The projects of "democracy in Iran" that are developed
in think tanks such as Stanford's Hoover Institution, funded
by multinational corporations and wealthy Iranian diaspora, and
implemented by the crusaders of Bush's administration, can
certainly stomach criticism of U.S. foreign policy by Ebadi,
as long as her position does not disturb the narratives of "war
on terrorism."
In her speech, Ebadi rightly points out that during
the "cold war," U.S. policy funded Islamic movements such as Taliban.
While this is an extremely important point, it does not say much
about new forms of transnational governmentality. By now it is
clear that the United States supported the prolongation of the
Iran-Iraq war in order to grow its military role in the Gulf, while
supporting the Mujahideen (and later Taliban) in Afghanistan and
preventing Soviet efforts to negotiate an end to the conflict.
It is also documented that in 1980s, the ARAMCO-created
Saudi Arabia, through Osama Bin Laden's coordination and with CIA's
aid, exported Wahhabi religious activists critical of the corruption
of the Saudi ruling family, to fight the crusade against communism
in Afghanistan. No need to say that the bogus "war on terrorism"
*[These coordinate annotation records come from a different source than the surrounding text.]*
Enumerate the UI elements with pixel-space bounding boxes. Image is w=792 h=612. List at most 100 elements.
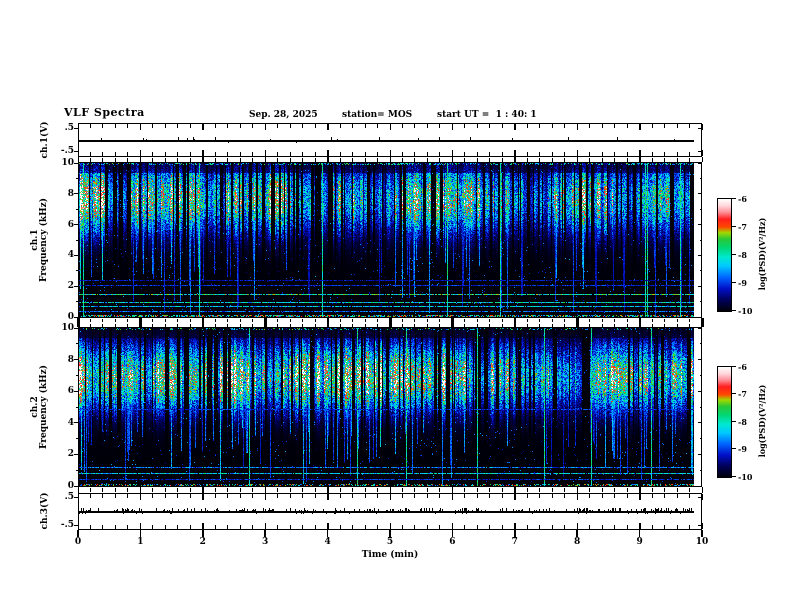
ch2-colorbar	[717, 366, 732, 478]
tick	[77, 530, 79, 537]
tick	[314, 488, 316, 492]
tick	[74, 359, 78, 361]
tick	[139, 530, 142, 537]
tick	[551, 158, 553, 162]
tick	[489, 319, 491, 322]
ch2-spectrogram-panel	[78, 327, 702, 487]
tick	[77, 523, 79, 529]
tick	[698, 422, 702, 424]
tick	[564, 488, 566, 492]
tick	[201, 318, 205, 327]
tick	[439, 158, 441, 162]
tick	[564, 525, 566, 529]
tick	[75, 208, 78, 210]
tick	[401, 158, 403, 162]
tick	[189, 488, 191, 492]
y-tick-label: 2	[67, 281, 74, 292]
tick	[202, 487, 204, 493]
tick	[401, 319, 403, 322]
tick	[514, 157, 516, 162]
tick	[551, 319, 553, 322]
tick	[732, 393, 736, 394]
tick	[664, 152, 666, 156]
tick	[177, 324, 179, 327]
tick	[526, 525, 528, 529]
tick	[601, 494, 603, 498]
tick	[164, 494, 166, 498]
tick	[439, 488, 441, 492]
tick	[589, 152, 591, 156]
tick	[698, 127, 702, 129]
tick	[339, 124, 341, 128]
tick	[476, 158, 478, 162]
tick	[564, 324, 566, 327]
y-tick-label: 8	[67, 354, 74, 365]
tick	[426, 152, 428, 156]
tick	[551, 152, 553, 156]
tick	[626, 494, 628, 498]
tick	[564, 158, 566, 162]
tick	[289, 494, 291, 498]
tick	[732, 225, 736, 227]
tick	[551, 124, 553, 128]
tick	[202, 530, 204, 537]
tick	[327, 124, 329, 130]
tick	[364, 494, 366, 498]
tick	[75, 374, 78, 376]
tick	[339, 319, 341, 322]
ch1-spectrogram-panel	[78, 162, 702, 318]
tick	[589, 319, 591, 322]
tick	[89, 319, 91, 322]
tick	[501, 319, 503, 322]
y-tick-label: 8	[67, 188, 74, 199]
tick	[239, 319, 241, 322]
tick	[698, 524, 702, 526]
tick	[114, 494, 116, 498]
tick	[364, 488, 366, 492]
tick	[214, 525, 216, 529]
tick	[551, 494, 553, 498]
colorbar-tick-label: -6	[738, 361, 747, 372]
tick	[526, 152, 528, 156]
tick	[164, 158, 166, 162]
tick	[439, 494, 441, 498]
ch2-spectrogram-canvas	[79, 328, 694, 486]
tick	[501, 124, 503, 128]
tick	[699, 239, 702, 241]
tick	[451, 494, 454, 500]
tick	[227, 494, 229, 498]
ch3-voltage-trace-canvas	[79, 494, 694, 529]
tick	[732, 309, 736, 311]
tick	[489, 525, 491, 529]
tick	[514, 530, 516, 537]
y-tick-label: 6	[67, 219, 74, 230]
tick	[576, 530, 578, 537]
tick	[526, 488, 528, 492]
tick	[626, 124, 628, 128]
tick	[439, 319, 441, 322]
tick	[277, 324, 279, 327]
tick	[651, 152, 653, 156]
tick	[626, 488, 628, 492]
tick	[277, 525, 279, 529]
tick	[89, 525, 91, 529]
tick	[114, 319, 116, 322]
tick	[639, 523, 641, 529]
tick	[89, 152, 91, 156]
tick	[589, 324, 591, 327]
tick	[114, 324, 116, 327]
tick	[551, 525, 553, 529]
tick	[489, 324, 491, 327]
tick	[327, 487, 329, 493]
tick	[152, 158, 154, 162]
tick	[589, 124, 591, 128]
x-tick-label: 4	[324, 537, 331, 547]
tick	[75, 469, 78, 471]
tick	[314, 324, 316, 327]
tick	[189, 494, 191, 498]
tick	[327, 523, 329, 529]
tick	[326, 318, 330, 327]
tick	[401, 494, 403, 498]
tick	[464, 324, 466, 327]
tick	[264, 157, 267, 162]
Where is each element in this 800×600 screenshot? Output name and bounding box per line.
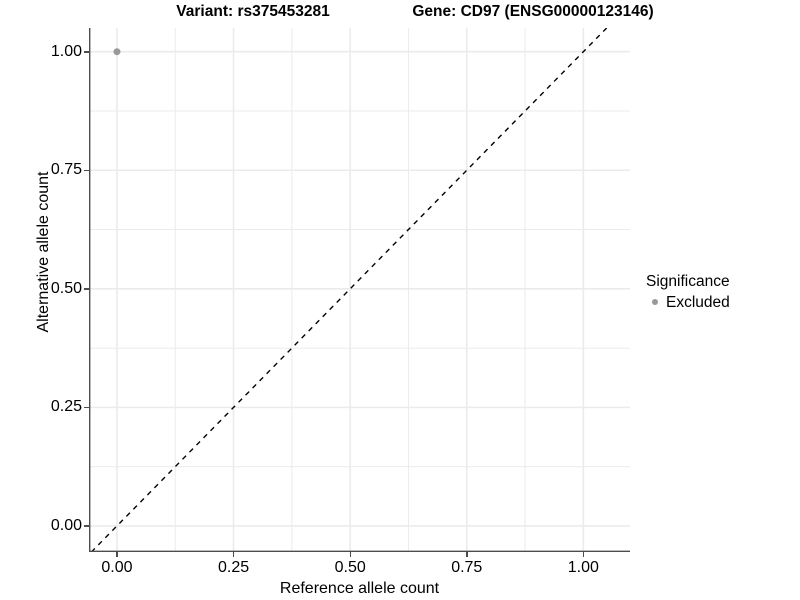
x-axis-tick-label: 0.25 <box>217 559 250 576</box>
y-axis-tick-label: 0.00 <box>50 516 82 534</box>
y-axis-tick-labels: 0.00 0.25 0.50 0.75 1.00 <box>16 0 82 600</box>
x-axis-tick-labels: 0.00 0.25 0.50 0.75 1.00 <box>0 560 700 582</box>
y-axis-tick-mark <box>84 51 89 53</box>
y-axis-tick-mark <box>84 288 89 290</box>
y-axis-tick-mark <box>84 406 89 409</box>
y-axis-tick-label: 0.25 <box>50 398 82 416</box>
y-axis-tick-label: 0.75 <box>50 161 82 179</box>
y-axis-tick-mark <box>84 525 89 527</box>
x-axis-tick-label: 0.00 <box>101 559 133 576</box>
data-point <box>113 48 121 56</box>
x-axis-tick-mark <box>233 552 235 557</box>
legend-item-label: Excluded <box>666 293 730 311</box>
plot-panel <box>89 28 630 552</box>
x-axis-title: Reference allele count <box>279 580 440 597</box>
y-axis-tick-mark <box>84 169 89 172</box>
x-axis-tick-mark <box>349 552 352 557</box>
variant-title: Variant: rs375453281 <box>176 3 330 20</box>
y-axis-tick-label: 1.00 <box>50 42 82 60</box>
x-axis-tick-mark <box>582 552 585 557</box>
x-axis-tick-label: 0.75 <box>451 559 483 576</box>
legend-dot-icon <box>652 299 658 305</box>
x-axis-tick-mark <box>466 552 468 557</box>
legend: Significance Excluded <box>646 272 796 312</box>
y-axis-title: Alternative allele count <box>35 171 52 333</box>
gene-title: Gene: CD97 (ENSG00000123146) <box>412 3 654 20</box>
y-axis-tick-label: 0.50 <box>50 279 82 297</box>
plot-canvas <box>89 28 630 552</box>
x-axis-tick-label: 1.00 <box>567 559 599 576</box>
legend-key <box>646 293 664 311</box>
x-axis-tick-label: 0.50 <box>334 559 366 576</box>
chart-title-row: Variant: rs375453281 Gene: CD97 (ENSG000… <box>88 2 653 24</box>
panel-background <box>89 28 630 552</box>
legend-item[interactable]: Excluded <box>646 292 796 312</box>
x-axis-tick-mark <box>116 552 118 557</box>
reference-diagonal-line <box>90 28 608 552</box>
legend-title: Significance <box>646 273 730 290</box>
legend-items: Excluded <box>646 292 796 312</box>
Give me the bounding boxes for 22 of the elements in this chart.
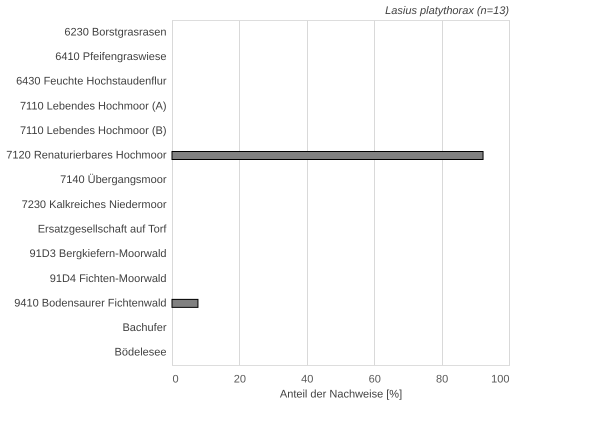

and the claims of exporting democracy have brought increasing violence
to the Middle East.
So, Ebadi's correct assessment of the situation
is not news to her audience. What needs to be assessed critically,
however,
is the question of how the trope of democracy links different forms
of governmentality, including the state, multinational banks and
money lending organizations, UN entities, local and global NGOs,
and diasporas. Ebadi's criticism of "war on
terrorism" in a think tank that took part in creating the
discourse of "war on terrorism" needs to be thought
through in this complex nexus of power relations. Otherwise, limiting
the analysis to the structural level takes for granted the universalist
narratives of democracy and progress, without interrogating their
links to much diffused forms of power.
At the end of the question and answer period at
Hoover's Memorial Hall, Ebadi responded to a question about
her degree
of optimism, by saying that "we are all passengers on the
same ship and this ship is headed towards a greater civilization.
But if any part of the ship is downed it will hurt our progress.
But I must be an optimist, because if I am not, I cannot be effective
and continue my work."
While Ebadi's optimism
and pragmatism is commendable, the question that remains to be
answered is: whose progress and whose ship? After all, the
memory of coolie and slave ships in the making of the "New
World" is a not very distant memory in narratives of cohabitation
of humanity on ships of "progress." Engines of progress
seem to be fueled by the labor of those who barely benefit from
the lures of "greater civilizations." But, like Ebadi,
I must be an optimist. My optimism looks forward to the productive
nature of power and the unintended effects of conferences such
as the one organized by the conservative war think tank, Hoover.